Michael Jackson's Kids Reveal Life With the Pop Star in New Film
Michael Jackson left behind three children the world knew little about when he died more than four years ago. "Remembering Michael" is a new documentary that now sheds light on intimate details about the King of Pop's personal life through the eyes of his children.
"It took me until I was, like, six years old, to learn that his name was Michael Jackson. He was always 'daddy' to me," Jackson's oldest son, Prince, 16, says in the documentary.
Jackson's youngest child, 11-year-old Blanket, also speaks publicly for the first time about his future aspirations.
"I'm going to try to help, like Africa, because that's a very poor continent," Blanket says. "There's a lot of animals that are being killed from, like, poachers and stuff.
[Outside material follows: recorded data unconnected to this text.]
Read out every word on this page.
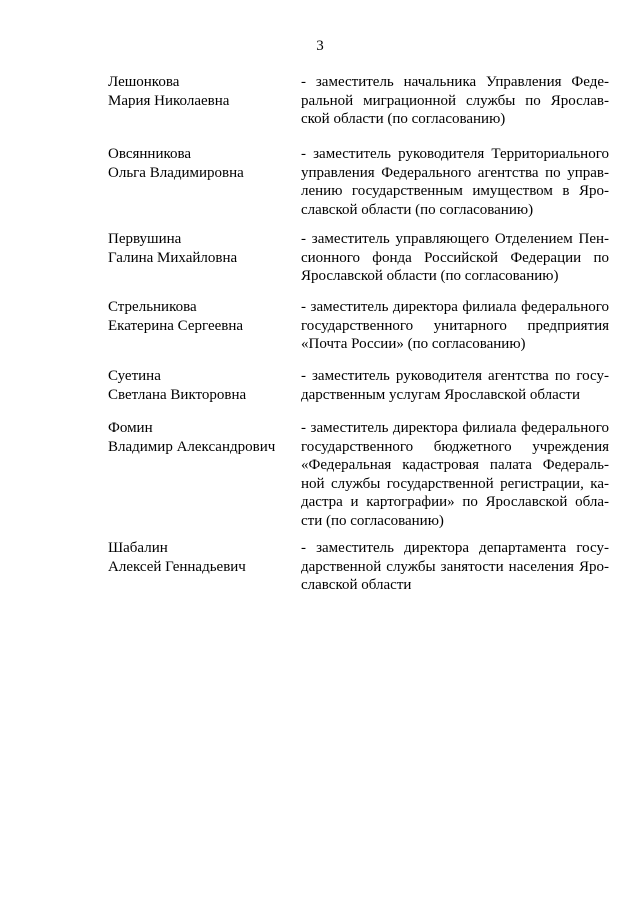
3
Лешонкова
Мария Николаевна
- заместитель начальника Управления Феде-
ральной миграционной службы по Ярослав-
ской области (по согласованию)
Овсянникова
Ольга Владимировна
- заместитель руководителя Территориального
управления Федерального агентства по управ-
лению государственным имуществом в Яро-
славской области (по согласованию)
Первушина
Галина Михайловна
- заместитель управляющего Отделением Пен-
сионного фонда Российской Федерации по
Ярославской области (по согласованию)
Стрельникова
Екатерина Сергеевна
- заместитель директора филиала федерального
государственного унитарного предприятия
«Почта России» (по согласованию)
Суетина
Светлана Викторовна
- заместитель руководителя агентства по госу-
дарственным услугам Ярославской области
Фомин
Владимир Александрович
- заместитель директора филиала федерального
государственного бюджетного учреждения
«Федеральная кадастровая палата Федераль-
ной службы государственной регистрации, ка-
дастра и картографии» по Ярославской обла-
сти (по согласованию)
Шабалин
Алексей Геннадьевич
- заместитель директора департамента госу-
дарственной службы занятости населения Яро-
славской области
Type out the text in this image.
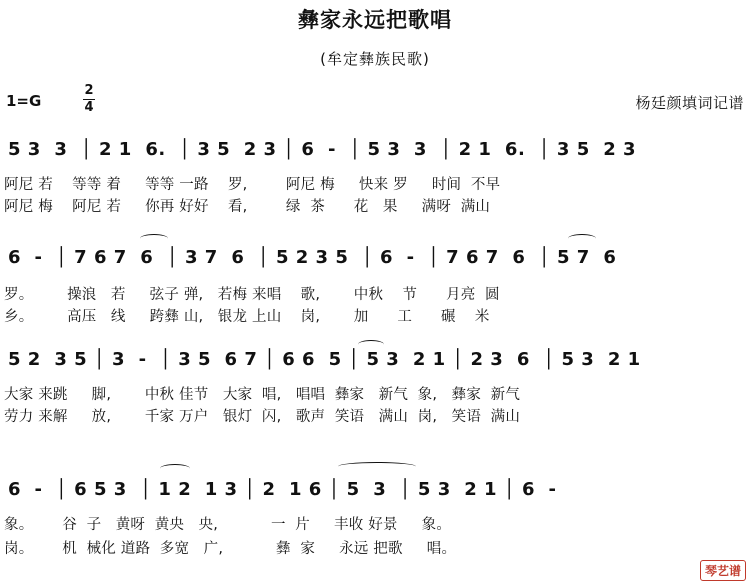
彝家永远把歌唱
(牟定彝族民歌)
1=G
2
4	杨廷颜填词记谱
5 3  3  │ 2 1  6.  │ 3 5  2 3 │ 6  -  │ 5 3  3  │ 2 1  6.  │ 3 5  2 3
阿尼 若    等等 着     等等 一路    罗,        阿尼 梅     快来 罗     时间  不早
阿尼 梅    阿尼 若     你再 好好    看,        绿  茶      花   果     满呀  满山
6  -  │ 7 6 7  6  │ 3 7  6  │ 5 2 3 5  │ 6  -  │ 7 6 7  6  │ 5 7  6
罗。       操浪   若     弦子 弹,   若梅 来唱    歌,       中秋    节      月亮  圆
乡。       高压   线     跨彝 山,   银龙 上山    岗,       加      工      碾    米
5 2  3 5 │ 3  -  │ 3 5  6 7 │ 6 6  5 │ 5 3  2 1 │ 2 3  6  │ 5 3  2 1
大家 来跳     脚,       中秋 佳节   大家  唱,   唱唱  彝家   新气  象,   彝家  新气
劳力 来解     放,       千家 万户   银灯  闪,   歌声  笑语   满山  岗,   笑语  满山
6  -  │ 6 5 3  │ 1 2  1 3 │ 2  1 6 │ 5  3  │ 5 3  2 1 │ 6  -
象。      谷  子   黄呀  黄央   央,           一  片     丰收 好景     象。
岗。      机  械化 道路  多宽   广,           彝  家     永远 把歌     唱。
琴艺谱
So, I want to help, like, endangered species of animals."
Paris, 15, describes the great lengths her father went to protect the children's privacy. Their secluded upbringing included wearing veils and masks in public.
"We didn't know a lot of kids, like, our age," she says. "We were more secluded. We never really left the ranch that often."
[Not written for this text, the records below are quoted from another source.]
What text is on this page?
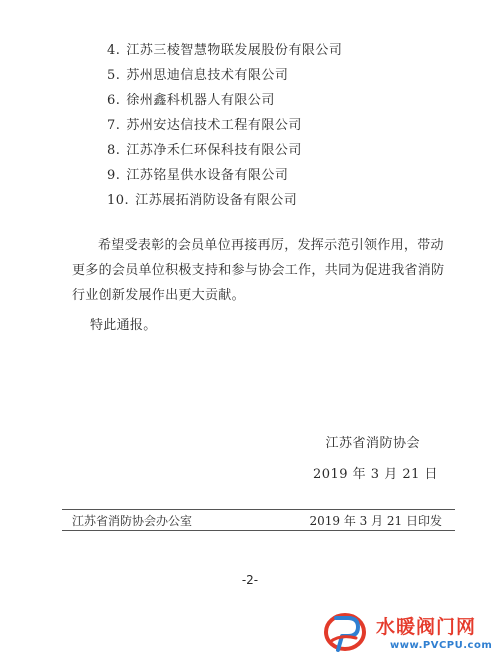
4. 江苏三棱智慧物联发展股份有限公司
5. 苏州思迪信息技术有限公司
6. 徐州鑫科机器人有限公司
7. 苏州安达信技术工程有限公司
8. 江苏净禾仁环保科技有限公司
9. 江苏铭星供水设备有限公司
10. 江苏展拓消防设备有限公司

希望受表彰的会员单位再接再厉，发挥示范引领作用，带动
更多的会员单位积极支持和参与协会工作，共同为促进我省消防
行业创新发展作出更大贡献。

特此通报。

江苏省消防协会
2019 年 3 月 21 日
江苏省消防协会办公室	2019 年 3 月 21 日印发
-2-
水暖阀门网
www.PVCPU.com
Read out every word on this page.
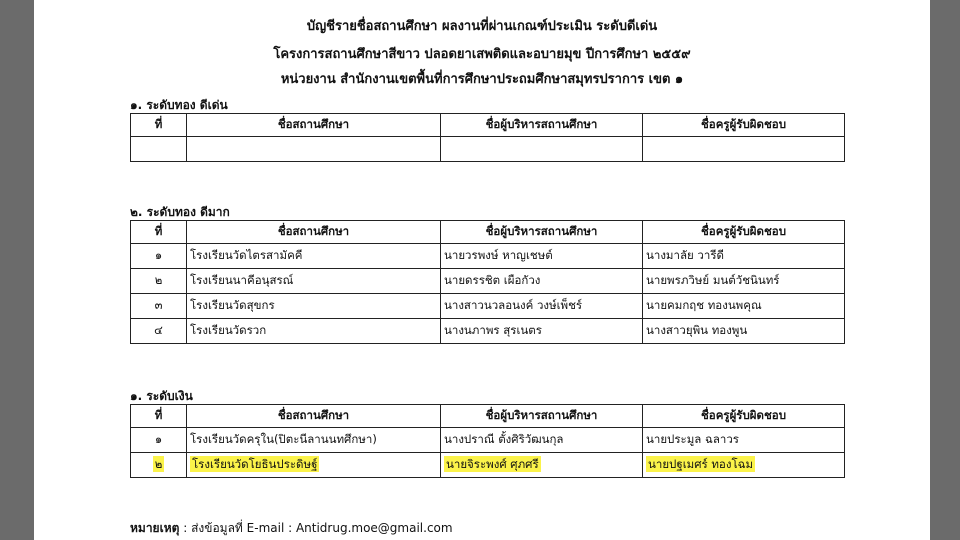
บัญชีรายชื่อสถานศึกษา ผลงานที่ผ่านเกณฑ์ประเมิน ระดับดีเด่น
โครงการสถานศึกษาสีขาว ปลอดยาเสพติดและอบายมุข ปีการศึกษา ๒๕๕๙
หน่วยงาน สำนักงานเขตพื้นที่การศึกษาประถมศึกษาสมุทรปราการ เขต ๑
๑. ระดับทอง ดีเด่น
ที่	ชื่อสถานศึกษา	ชื่อผู้บริหารสถานศึกษา	ชื่อครูผู้รับผิดชอบ

๒. ระดับทอง ดีมาก
ที่	ชื่อสถานศึกษา	ชื่อผู้บริหารสถานศึกษา	ชื่อครูผู้รับผิดชอบ
๑	โรงเรียนวัดไตรสามัคคี	นายวรพงษ์ หาญเชษต์	นางมาลัย วารีดี
๒	โรงเรียนนาคีอนุสรณ์	นายดรรชิต เผือกัวง	นายพรภวิษย์ มนต์วัชนินทร์
๓	โรงเรียนวัดสุขกร	นางสาวนวลอนงค์ วงษ์เพ็ชร์	นายคมกฤช ทองนพคุณ
๔	โรงเรียนวัดรวก	นางนภาพร สุรเนตร	นางสาวยุพิน ทองพูน
๑. ระดับเงิน
ที่	ชื่อสถานศึกษา	ชื่อผู้บริหารสถานศึกษา	ชื่อครูผู้รับผิดชอบ
๑	โรงเรียนวัดครุใน(ปิตะนีลานนทศึกษา)	นางปราณี ตั้งศิริวัฒนกุล	นายประมูล ฉลาวร
๒	โรงเรียนวัดโยธินประดิษฐ์	นายจิระพงศ์ ศุภศรี	นายปฐเมศร์ ทองโฉม
หมายเหตุ : ส่งข้อมูลที่ E-mail : Antidrug.moe@gmail.com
The documentary, executive produced by family matriarch Katherine Jackson, can be viewed on Fundanything.com by fans who pay a $10 fee online. Contributions are being solicited online at different levels in exchange for memorabilia to cover licensing costs.
"[Katherine] really wanted to fund this without asking any of the people around her, including the Michael Jackson estate, for funding," Kirk Schenck, producer of "Remembering Michael," told ABC News.
The children believe, sometimes, that Jackson's eccentric lifestyle and behavior were misunderstood. "It's not right to invade someone's privacy like that," Blanket says.
In one scene from the preview, Prince talks about how his father pushed the children to be great. "He wanted us to always … be greater at it than anybody else had ever been," Prince said.
Jackson, 50, died in 2009 from acute propofol and benzodiazepine intoxication.
"He promised me he would teach me how to moonwalk," Paris says. "He never got around to it."